Pese a mis pocos meses de existencia
ya llegaba a comprender que la vida en el bosque no era fácil. Los días podían
ser hermosos si encontrabas comida, si nadie distraía tus juegos; o cuando en
lo alto de una rama, dejabas pasar al sol peinando la cola y limpiando tu
pelaje. Pero no siempre era todo tan tranquilo, el miedo y la angustia podían
aparecer en cualquier momento, desde el aire, el suelo o en el mismo árbol.
Madre decía que era preciso ser muy despierta para sobrevivir largo tiempo en
el bosque, que la agilidad nos ayudaría pero mucho más importante era observar,
y que el tiempo nos daría experiencia siempre y cuando supiéramos prestar atención.
A veces, dejaba los juegos alocados
de mis hermanos, me subía a la atalaya del árbol y permitía a mi vista que se
perdiera en el movimiento del bosque. Cualquier cosa podía llamarme la
atención. Un día que nunca olvidaré sucedió algo aterrador, algo más fuerte que
el miedo y la angustia juntos. Todo parecía normal, el ruiseñor daba su
concierto en lo alto de una encina y las ranas croaban en una charca cercana.
De repente apareció el silencio, señal inequívoca de que había peligro. No muy
lejos de donde yo estaba, una rama se sacudió por el empuje de unas garras al
despegar.

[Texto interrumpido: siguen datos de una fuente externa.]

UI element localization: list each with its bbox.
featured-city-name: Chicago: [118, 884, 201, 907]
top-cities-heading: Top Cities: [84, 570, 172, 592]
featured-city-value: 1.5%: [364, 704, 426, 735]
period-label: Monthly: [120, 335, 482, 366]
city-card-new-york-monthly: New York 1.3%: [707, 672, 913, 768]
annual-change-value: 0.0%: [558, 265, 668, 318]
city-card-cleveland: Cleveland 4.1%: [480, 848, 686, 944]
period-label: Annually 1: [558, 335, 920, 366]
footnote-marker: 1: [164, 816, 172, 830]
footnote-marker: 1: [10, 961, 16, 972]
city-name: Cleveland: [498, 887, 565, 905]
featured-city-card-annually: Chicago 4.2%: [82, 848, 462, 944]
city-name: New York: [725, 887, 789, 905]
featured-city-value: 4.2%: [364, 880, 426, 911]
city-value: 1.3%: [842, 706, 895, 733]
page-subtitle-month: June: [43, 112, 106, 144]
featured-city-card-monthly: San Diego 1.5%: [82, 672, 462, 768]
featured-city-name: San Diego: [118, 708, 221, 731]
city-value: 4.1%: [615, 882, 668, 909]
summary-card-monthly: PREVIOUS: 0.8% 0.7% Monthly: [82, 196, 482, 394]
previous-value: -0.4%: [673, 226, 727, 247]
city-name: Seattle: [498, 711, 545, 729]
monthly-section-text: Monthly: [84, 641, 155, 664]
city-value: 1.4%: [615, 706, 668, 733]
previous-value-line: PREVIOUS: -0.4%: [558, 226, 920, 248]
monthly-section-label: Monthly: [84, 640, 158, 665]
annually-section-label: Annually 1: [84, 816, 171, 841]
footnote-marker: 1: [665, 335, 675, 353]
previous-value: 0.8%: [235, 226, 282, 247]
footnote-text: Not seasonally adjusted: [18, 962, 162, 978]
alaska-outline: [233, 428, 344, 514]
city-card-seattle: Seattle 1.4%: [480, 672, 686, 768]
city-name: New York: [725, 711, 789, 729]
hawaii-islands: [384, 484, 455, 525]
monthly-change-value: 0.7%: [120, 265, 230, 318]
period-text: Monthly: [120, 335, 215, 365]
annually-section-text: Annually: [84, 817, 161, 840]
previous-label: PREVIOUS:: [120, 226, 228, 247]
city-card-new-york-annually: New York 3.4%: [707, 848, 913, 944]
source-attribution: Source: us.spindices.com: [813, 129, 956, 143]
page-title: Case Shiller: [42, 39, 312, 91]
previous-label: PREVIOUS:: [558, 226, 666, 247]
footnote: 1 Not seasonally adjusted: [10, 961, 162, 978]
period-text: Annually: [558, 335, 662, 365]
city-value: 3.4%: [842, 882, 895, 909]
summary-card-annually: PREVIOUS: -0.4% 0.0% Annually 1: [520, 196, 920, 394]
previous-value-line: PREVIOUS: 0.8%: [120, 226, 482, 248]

Vibraron las hojas, alguna cayó oscilando suavemente hacia el suelo.
Un aleteo firme y seco dejó paso al vuelo rasante del azor apenas rasgando el
aire entre la espesura. Hubo un instante de quietud, el miedo cobró vida en
algunos habitantes de los matorrales. Todos se escondieron, yo me abracé al
tronco sin un suspiro. Solo aquel gazapo cojo y flaco
continuaba merodeando el suelo sin enterarse de nada. Se paró, irguió sus
orejas y deseó no haber nacido. En un instante el azor hizo presa de él
fuertemente con sus garras. Crujieron sus huesos ante el abrazo de la muerte.
El estertor del pobre conejo acompañó al ave en su vuelo mientras se perdía
entre los árboles.
Todo sucedió en breve tiempo. El
ruiseñor continuó con su canto como si nada hubiera pasado, las ranas
reanudaron su croar. Yo me despegué del tronco y volví a respirar. El bosque
recobró el movimiento. Seguí observando desde mi atalaya la vida en el bosque,
quizás no tan hermosa quizás no tan cruel.